Who FindMe is for: All those who prefer a simple solution.


The Airbell looks and sounds like an ordinary bell, is inconspicuous and fulfills its warning function in traffic. However, the stand with the clamp for attaching to the handlebars can be disassembled into two parts and an AirTag can be inserted in between. The two parts are locked in place with a small clapper, which can be removed with a flat-head screwdriver (supplied).

The AirTag bell is available in two sizes for attachment to thin (22 millimeters) and thicker (31.8 millimeters) handlebars. If you have to change the battery of the AirTag, you can also get there without dismantling the bell, as the upper part can be removed individually.

What I liked: The AirBell works perfectly and the AirTag is very well hidden.

The less: If you unmask the AirBell, you can remove or open it with a normal screwdriver.

For whom the AirBell is suitable: All those who rely on the good camouflage on an everyday bike.

Muc-off Tubeless AirTag Holder

The Tubeless AirTag holder from Muc-off is hidden from the inside of the tire by placing it on a valve from the same manufacturer. The AirTag is held in place by a flexible rubber cover. The daring design only works with tubeless tires - i.e. only if rims and tires can be driven without an inner tube.

Many amateur athletes convert to such tires on racing and gravel bikes as well as mountain bikes. Anyone who has ever fitted tubeless tires knows that this does not work without sealant and almost always only with a special pump. In addition, it involves a relatively large amount of effort.

The AirTag sits securely in the tire, protected from the sealant by the rubber. In principle, its rotating mass leads to an imbalance when driving at high speeds. However, this bracket does not fit into narrow road bike tires anyway. Because of the dimensions of the Apple gadget, the tires must be at least 38 millimeters wide.

That's too much even for many gravel bikes. Such thick tires are more likely to be found on heavier touring bikes, e-bikes and (e-)mountain bikes. Fast cyclists with light rims will not be able or willing to use the tubeless AirTag holder. On heavy rims, on the other hand, the weight of the AirTag is not noticeable.

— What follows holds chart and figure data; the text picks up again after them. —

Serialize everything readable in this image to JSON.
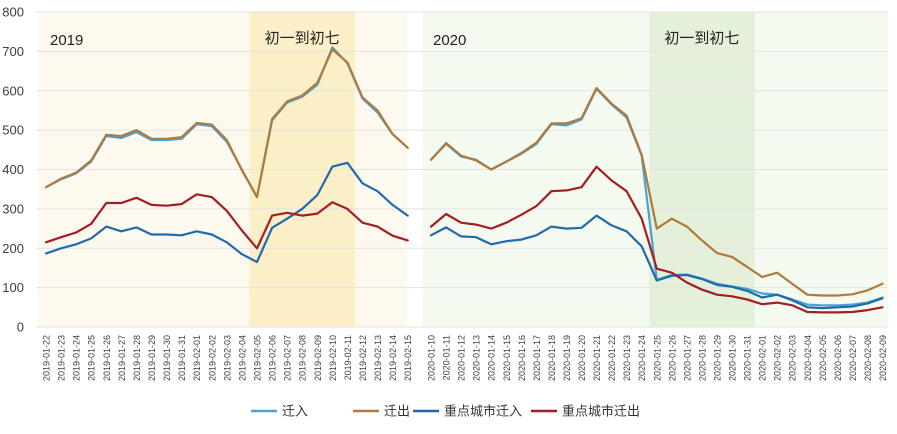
{
  "chart_data": {
    "type": "line",
    "title": "",
    "xlabel": "",
    "ylabel": "",
    "ylim": [
      0,
      800
    ],
    "yticks": [
      0,
      100,
      200,
      300,
      400,
      500,
      600,
      700,
      800
    ],
    "grid": "horizontal",
    "legend_position": "bottom",
    "panels": [
      {
        "year_label": "2019",
        "band_label": "初一到初七",
        "band_range": [
          "2019-02-05",
          "2019-02-11"
        ],
        "band_color": "#fbefc8",
        "background_color": "#fdf9ee",
        "x": [
          "2019-01-22",
          "2019-01-23",
          "2019-01-24",
          "2019-01-25",
          "2019-01-26",
          "2019-01-27",
          "2019-01-28",
          "2019-01-29",
          "2019-01-30",
          "2019-01-31",
          "2019-02-01",
          "2019-02-02",
          "2019-02-03",
          "2019-02-04",
          "2019-02-05",
          "2019-02-06",
          "2019-02-07",
          "2019-02-08",
          "2019-02-09",
          "2019-02-10",
          "2019-02-11",
          "2019-02-12",
          "2019-02-13",
          "2019-02-14",
          "2019-02-15"
        ],
        "series": [
          {
            "name": "迁入",
            "values": [
              355,
              375,
              390,
              420,
              485,
              480,
              495,
              475,
              475,
              478,
              515,
              510,
              470,
              400,
              330,
              525,
              570,
              585,
              615,
              710,
              670,
              580,
              545,
              490,
              455
            ]
          },
          {
            "name": "迁出",
            "values": [
              355,
              377,
              392,
              423,
              488,
              485,
              500,
              478,
              478,
              482,
              518,
              514,
              475,
              398,
              330,
              528,
              573,
              588,
              620,
              705,
              672,
              583,
              550,
              490,
              455
            ]
          },
          {
            "name": "重点城市迁入",
            "values": [
              187,
              200,
              210,
              225,
              255,
              243,
              253,
              235,
              235,
              233,
              243,
              235,
              215,
              185,
              165,
              252,
              275,
              300,
              335,
              407,
              417,
              365,
              345,
              310,
              283
            ]
          },
          {
            "name": "重点城市迁出",
            "values": [
              215,
              228,
              240,
              262,
              315,
              315,
              328,
              310,
              308,
              312,
              337,
              330,
              295,
              245,
              200,
              283,
              290,
              283,
              288,
              317,
              300,
              265,
              255,
              232,
              220
            ]
          }
        ]
      },
      {
        "year_label": "2020",
        "band_label": "初一到初七",
        "band_range": [
          "2020-01-25",
          "2020-01-31"
        ],
        "band_color": "#e4f0da",
        "background_color": "#f5faf1",
        "x": [
          "2020-01-10",
          "2020-01-11",
          "2020-01-12",
          "2020-01-13",
          "2020-01-14",
          "2020-01-15",
          "2020-01-16",
          "2020-01-17",
          "2020-01-18",
          "2020-01-19",
          "2020-01-20",
          "2020-01-21",
          "2020-01-22",
          "2020-01-23",
          "2020-01-24",
          "2020-01-25",
          "2020-01-26",
          "2020-01-27",
          "2020-01-28",
          "2020-01-29",
          "2020-01-30",
          "2020-01-31",
          "2020-02-01",
          "2020-02-02",
          "2020-02-03",
          "2020-02-04",
          "2020-02-05",
          "2020-02-06",
          "2020-02-07",
          "2020-02-08",
          "2020-02-09"
        ],
        "series": [
          {
            "name": "迁入",
            "values": [
              425,
              465,
              433,
              425,
              400,
              420,
              440,
              465,
              515,
              512,
              527,
              605,
              565,
              532,
              435,
              120,
              132,
              133,
              123,
              110,
              103,
              97,
              85,
              82,
              70,
              57,
              55,
              55,
              57,
              62,
              75
            ]
          },
          {
            "name": "迁出",
            "values": [
              425,
              467,
              435,
              423,
              400,
              420,
              442,
              468,
              517,
              517,
              530,
              607,
              567,
              537,
              437,
              250,
              275,
              255,
              220,
              188,
              178,
              153,
              127,
              138,
              110,
              82,
              80,
              80,
              83,
              93,
              110
            ]
          },
          {
            "name": "重点城市迁入",
            "values": [
              233,
              253,
              230,
              228,
              210,
              218,
              222,
              233,
              255,
              250,
              252,
              283,
              258,
              243,
              205,
              118,
              130,
              132,
              122,
              107,
              102,
              92,
              75,
              82,
              68,
              50,
              48,
              50,
              52,
              60,
              73
            ]
          },
          {
            "name": "重点城市迁出",
            "values": [
              255,
              287,
              265,
              260,
              250,
              265,
              285,
              307,
              345,
              347,
              355,
              407,
              372,
              345,
              275,
              148,
              138,
              113,
              95,
              82,
              78,
              70,
              58,
              62,
              55,
              38,
              37,
              37,
              38,
              43,
              50
            ]
          }
        ]
      }
    ],
    "legend": [
      {
        "name": "迁入",
        "color": "#4aa3d3"
      },
      {
        "name": "迁出",
        "color": "#b07a3f"
      },
      {
        "name": "重点城市迁入",
        "color": "#1f6bad"
      },
      {
        "name": "重点城市迁出",
        "color": "#a31e22"
      }
    ],
    "colors": {
      "grid": "#e3e3e3",
      "axis": "#cfcfcf"
    }
  }
}
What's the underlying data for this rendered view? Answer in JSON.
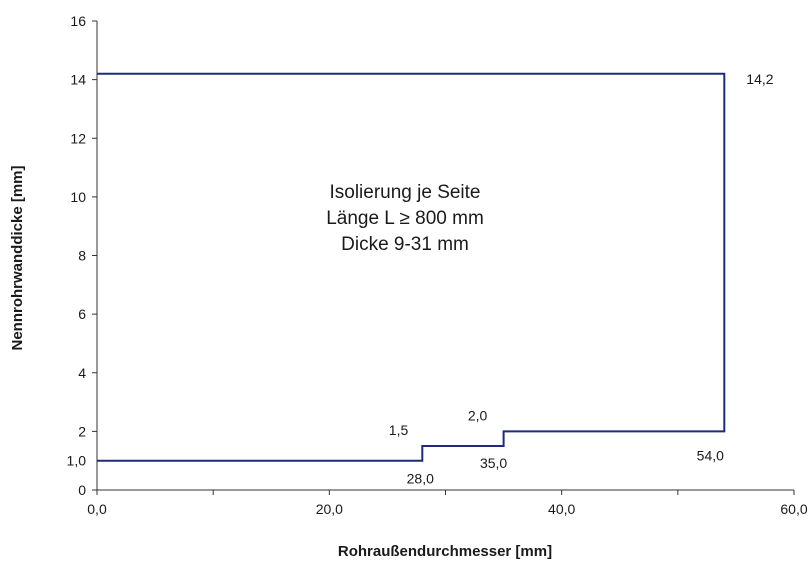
{
  "chart_data": {
    "type": "line",
    "title": "",
    "xlabel": "Rohraußendurchmesser [mm]",
    "ylabel": "Nennrohrwanddicke [mm]",
    "xlim": [
      0,
      60
    ],
    "ylim": [
      0,
      16
    ],
    "x_ticks": [
      0,
      20,
      40,
      60
    ],
    "x_tick_labels": [
      "0,0",
      "20,0",
      "40,0",
      "60,0"
    ],
    "x_minor_ticks": [
      10,
      30,
      50
    ],
    "y_ticks": [
      0,
      2,
      4,
      6,
      8,
      10,
      12,
      14,
      16
    ],
    "y_tick_labels": [
      "0",
      "2",
      "4",
      "6",
      "8",
      "10",
      "12",
      "14",
      "16"
    ],
    "grid": false,
    "line_color": "#1f2a7a",
    "series": [
      {
        "x": [
          0,
          28,
          28,
          35,
          35,
          54,
          54,
          0
        ],
        "y": [
          1,
          1,
          1.5,
          1.5,
          2,
          2,
          14.2,
          14.2
        ]
      }
    ],
    "annotations": [
      {
        "text": "1,0",
        "x": 0,
        "y": 1
      },
      {
        "text": "1,5",
        "x": 28,
        "y": 1.5
      },
      {
        "text": "28,0",
        "x": 28,
        "y": 1
      },
      {
        "text": "2,0",
        "x": 35,
        "y": 2
      },
      {
        "text": "35,0",
        "x": 35,
        "y": 1.5
      },
      {
        "text": "54,0",
        "x": 54,
        "y": 2
      },
      {
        "text": "14,2",
        "x": 54,
        "y": 14.2
      }
    ],
    "center_text": [
      "Isolierung je Seite",
      "Länge L ≥ 800 mm",
      "Dicke 9-31 mm"
    ]
  }
}
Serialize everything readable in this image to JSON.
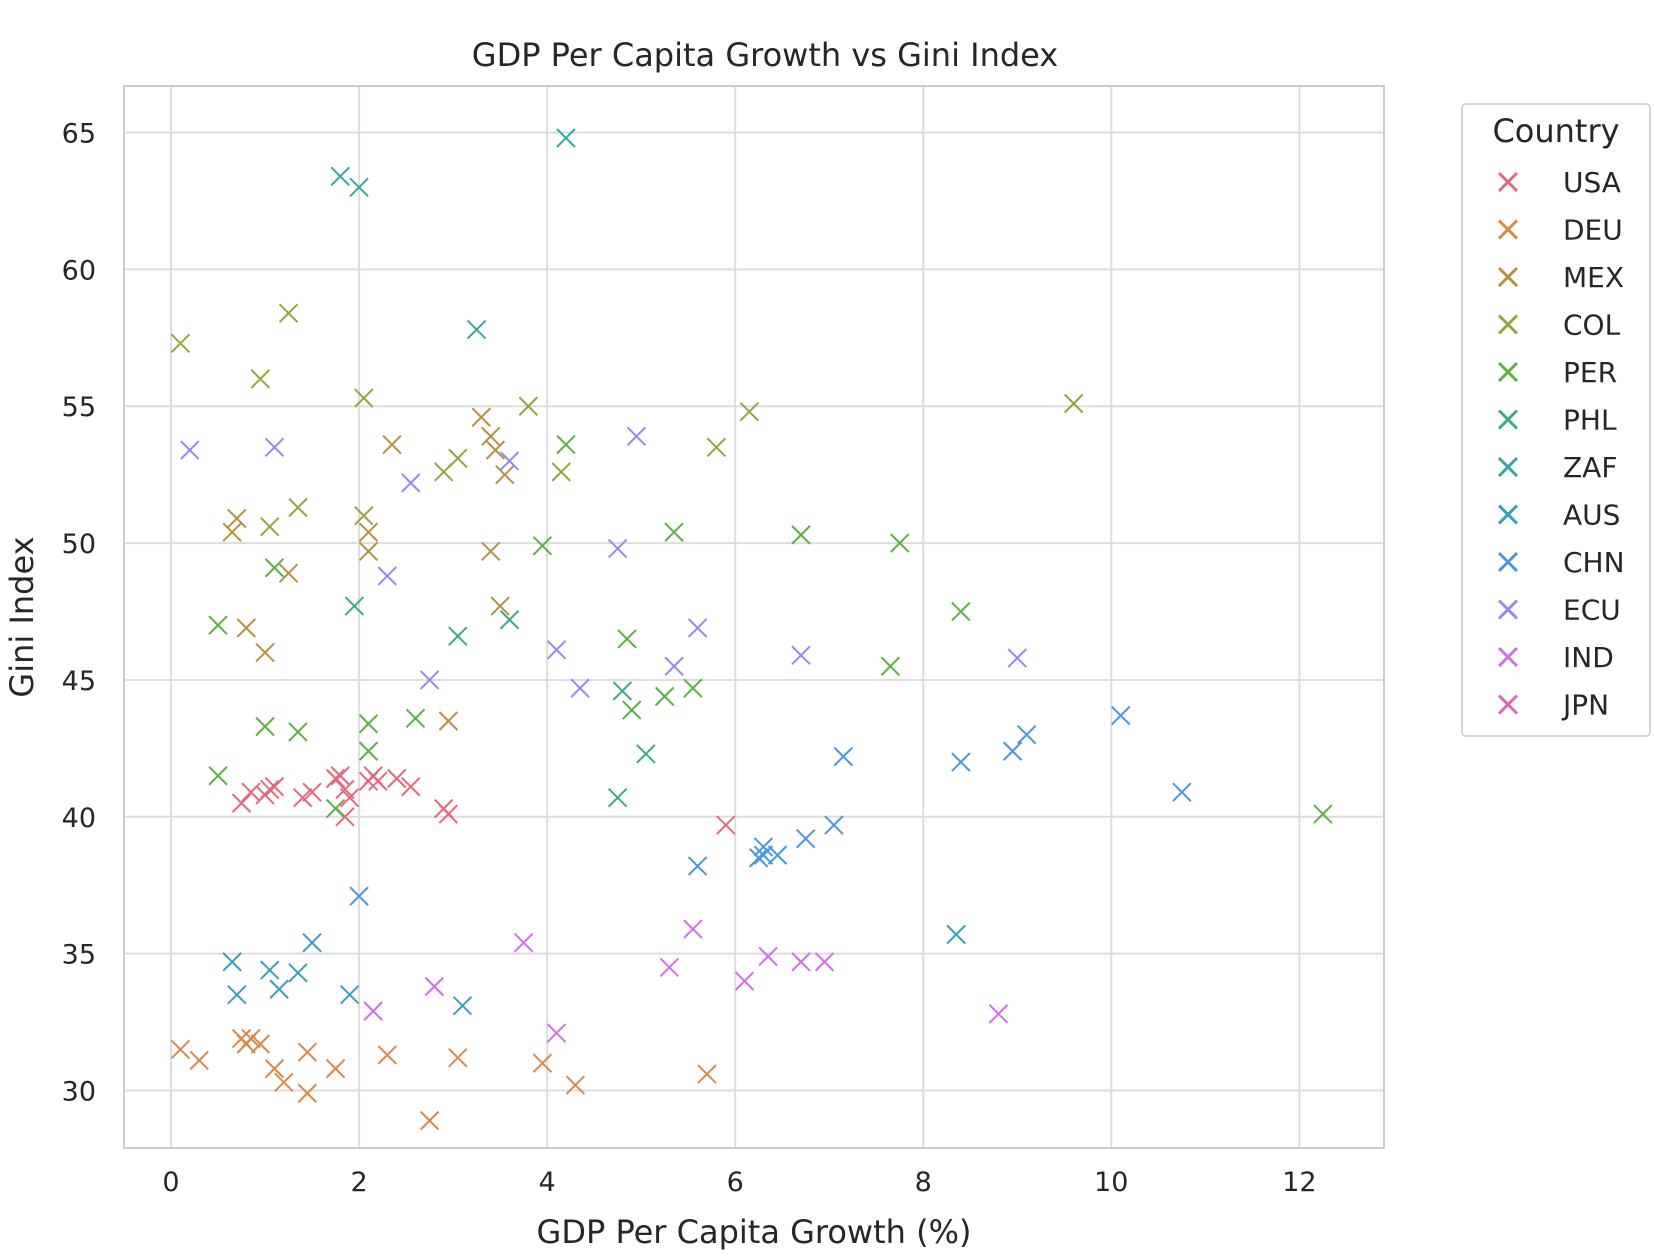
{
  "chart_data": {
    "type": "scatter",
    "title": "GDP Per Capita Growth vs Gini Index",
    "xlabel": "GDP Per Capita Growth (%)",
    "ylabel": "Gini Index",
    "xlim": [
      -0.5,
      12.9
    ],
    "ylim": [
      27.9,
      66.7
    ],
    "xticks": [
      0,
      2,
      4,
      6,
      8,
      10,
      12
    ],
    "yticks": [
      30,
      35,
      40,
      45,
      50,
      55,
      60,
      65
    ],
    "xtick_labels": [
      "0",
      "2",
      "4",
      "6",
      "8",
      "10",
      "12"
    ],
    "ytick_labels": [
      "30",
      "35",
      "40",
      "45",
      "50",
      "55",
      "60",
      "65"
    ],
    "grid": true,
    "marker": "x",
    "legend": {
      "title": "Country",
      "placement": "outside-right-top"
    },
    "series": [
      {
        "name": "USA",
        "color": "#e5677b",
        "points": [
          [
            0.75,
            40.5
          ],
          [
            0.85,
            40.9
          ],
          [
            1.0,
            40.8
          ],
          [
            1.05,
            41.0
          ],
          [
            1.1,
            41.1
          ],
          [
            1.4,
            40.7
          ],
          [
            1.5,
            40.9
          ],
          [
            1.75,
            41.4
          ],
          [
            1.8,
            41.5
          ],
          [
            1.85,
            41.0
          ],
          [
            1.9,
            40.7
          ],
          [
            2.1,
            41.3
          ],
          [
            2.15,
            41.5
          ],
          [
            2.2,
            41.3
          ],
          [
            2.4,
            41.4
          ],
          [
            2.55,
            41.1
          ],
          [
            2.9,
            40.3
          ],
          [
            2.95,
            40.1
          ],
          [
            1.85,
            40.0
          ],
          [
            5.9,
            39.7
          ]
        ]
      },
      {
        "name": "DEU",
        "color": "#d9894a",
        "points": [
          [
            0.1,
            31.5
          ],
          [
            0.3,
            31.1
          ],
          [
            0.75,
            31.9
          ],
          [
            0.8,
            31.7
          ],
          [
            0.85,
            31.9
          ],
          [
            0.95,
            31.7
          ],
          [
            1.1,
            30.8
          ],
          [
            1.2,
            30.3
          ],
          [
            1.45,
            31.4
          ],
          [
            1.45,
            29.9
          ],
          [
            1.75,
            30.8
          ],
          [
            2.3,
            31.3
          ],
          [
            2.75,
            28.9
          ],
          [
            3.05,
            31.2
          ],
          [
            3.95,
            31.0
          ],
          [
            4.3,
            30.2
          ],
          [
            5.7,
            30.6
          ]
        ]
      },
      {
        "name": "MEX",
        "color": "#b59040",
        "points": [
          [
            0.7,
            50.9
          ],
          [
            0.65,
            50.4
          ],
          [
            0.8,
            46.9
          ],
          [
            1.0,
            46.0
          ],
          [
            1.25,
            48.9
          ],
          [
            2.1,
            50.4
          ],
          [
            2.1,
            49.7
          ],
          [
            2.35,
            53.6
          ],
          [
            2.95,
            43.5
          ],
          [
            3.4,
            53.9
          ],
          [
            3.45,
            53.4
          ],
          [
            3.55,
            52.5
          ],
          [
            3.3,
            54.6
          ],
          [
            3.4,
            49.7
          ],
          [
            3.5,
            47.7
          ]
        ]
      },
      {
        "name": "COL",
        "color": "#9aa23d",
        "points": [
          [
            0.1,
            57.3
          ],
          [
            0.95,
            56.0
          ],
          [
            1.25,
            58.4
          ],
          [
            1.05,
            50.6
          ],
          [
            1.35,
            51.3
          ],
          [
            2.05,
            55.3
          ],
          [
            2.05,
            51.0
          ],
          [
            2.9,
            52.6
          ],
          [
            3.05,
            53.1
          ],
          [
            3.8,
            55.0
          ],
          [
            4.15,
            52.6
          ],
          [
            5.8,
            53.5
          ],
          [
            6.15,
            54.8
          ],
          [
            9.6,
            55.1
          ]
        ]
      },
      {
        "name": "PER",
        "color": "#5cb143",
        "points": [
          [
            0.5,
            47.0
          ],
          [
            0.5,
            41.5
          ],
          [
            1.0,
            43.3
          ],
          [
            1.1,
            49.1
          ],
          [
            1.35,
            43.1
          ],
          [
            1.75,
            40.3
          ],
          [
            2.1,
            43.4
          ],
          [
            2.1,
            42.4
          ],
          [
            2.6,
            43.6
          ],
          [
            3.95,
            49.9
          ],
          [
            4.2,
            53.6
          ],
          [
            4.85,
            46.5
          ],
          [
            4.9,
            43.9
          ],
          [
            5.25,
            44.4
          ],
          [
            5.35,
            50.4
          ],
          [
            5.55,
            44.7
          ],
          [
            6.7,
            50.3
          ],
          [
            7.65,
            45.5
          ],
          [
            7.75,
            50.0
          ],
          [
            8.4,
            47.5
          ],
          [
            12.25,
            40.1
          ]
        ]
      },
      {
        "name": "PHL",
        "color": "#3cab7e",
        "points": [
          [
            1.95,
            47.7
          ],
          [
            3.05,
            46.6
          ],
          [
            3.6,
            47.2
          ],
          [
            4.8,
            44.6
          ],
          [
            4.75,
            40.7
          ],
          [
            5.05,
            42.3
          ]
        ]
      },
      {
        "name": "ZAF",
        "color": "#3aa5a0",
        "points": [
          [
            1.8,
            63.4
          ],
          [
            2.0,
            63.0
          ],
          [
            3.25,
            57.8
          ],
          [
            4.2,
            64.8
          ]
        ]
      },
      {
        "name": "AUS",
        "color": "#3a9ec0",
        "points": [
          [
            0.65,
            34.7
          ],
          [
            0.7,
            33.5
          ],
          [
            1.05,
            34.4
          ],
          [
            1.15,
            33.7
          ],
          [
            1.35,
            34.3
          ],
          [
            1.5,
            35.4
          ],
          [
            1.9,
            33.5
          ],
          [
            3.1,
            33.1
          ],
          [
            8.35,
            35.7
          ]
        ]
      },
      {
        "name": "CHN",
        "color": "#4a95e0",
        "points": [
          [
            2.0,
            37.1
          ],
          [
            5.6,
            38.2
          ],
          [
            6.25,
            38.5
          ],
          [
            6.3,
            38.9
          ],
          [
            6.3,
            38.6
          ],
          [
            6.45,
            38.6
          ],
          [
            6.75,
            39.2
          ],
          [
            7.05,
            39.7
          ],
          [
            7.15,
            42.2
          ],
          [
            8.4,
            42.0
          ],
          [
            8.95,
            42.4
          ],
          [
            9.1,
            43.0
          ],
          [
            10.1,
            43.7
          ],
          [
            10.75,
            40.9
          ]
        ]
      },
      {
        "name": "ECU",
        "color": "#9688f0",
        "points": [
          [
            0.2,
            53.4
          ],
          [
            1.1,
            53.5
          ],
          [
            2.3,
            48.8
          ],
          [
            2.55,
            52.2
          ],
          [
            2.75,
            45.0
          ],
          [
            3.6,
            53.0
          ],
          [
            4.1,
            46.1
          ],
          [
            4.35,
            44.7
          ],
          [
            4.75,
            49.8
          ],
          [
            4.95,
            53.9
          ],
          [
            5.35,
            45.5
          ],
          [
            5.6,
            46.9
          ],
          [
            6.7,
            45.9
          ],
          [
            9.0,
            45.8
          ]
        ]
      },
      {
        "name": "IND",
        "color": "#d16ee8",
        "points": [
          [
            2.15,
            32.9
          ],
          [
            2.8,
            33.8
          ],
          [
            3.75,
            35.4
          ],
          [
            4.1,
            32.1
          ],
          [
            5.3,
            34.5
          ],
          [
            5.55,
            35.9
          ],
          [
            6.1,
            34.0
          ],
          [
            6.35,
            34.9
          ],
          [
            6.7,
            34.7
          ],
          [
            6.95,
            34.7
          ],
          [
            8.8,
            32.8
          ]
        ]
      },
      {
        "name": "JPN",
        "color": "#e563b5",
        "points": []
      }
    ]
  }
}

When tested with a gravel bike with 40 tires and commercially available rims, the holder and thus the AirTag protruded far out of the rim into the tire. In the event of a sudden puncture, the AirTag holder would probably break off. It would be even worse if the holder or valve did not break, but the rim was damaged by a bending valve.

What I liked: The AirTag is really well hidden, no thief can get on it. And if he did, he would have to pry off the tire to find the gadget.

The less: This AirTag holder only fits a few bikes and takes a lot of work to assemble. In the event of a sudden flat foot, there is a risk of damage.

For whom the Tubless AirTag holder is suitable: For gravel and mountain bikers who already ride tubeless.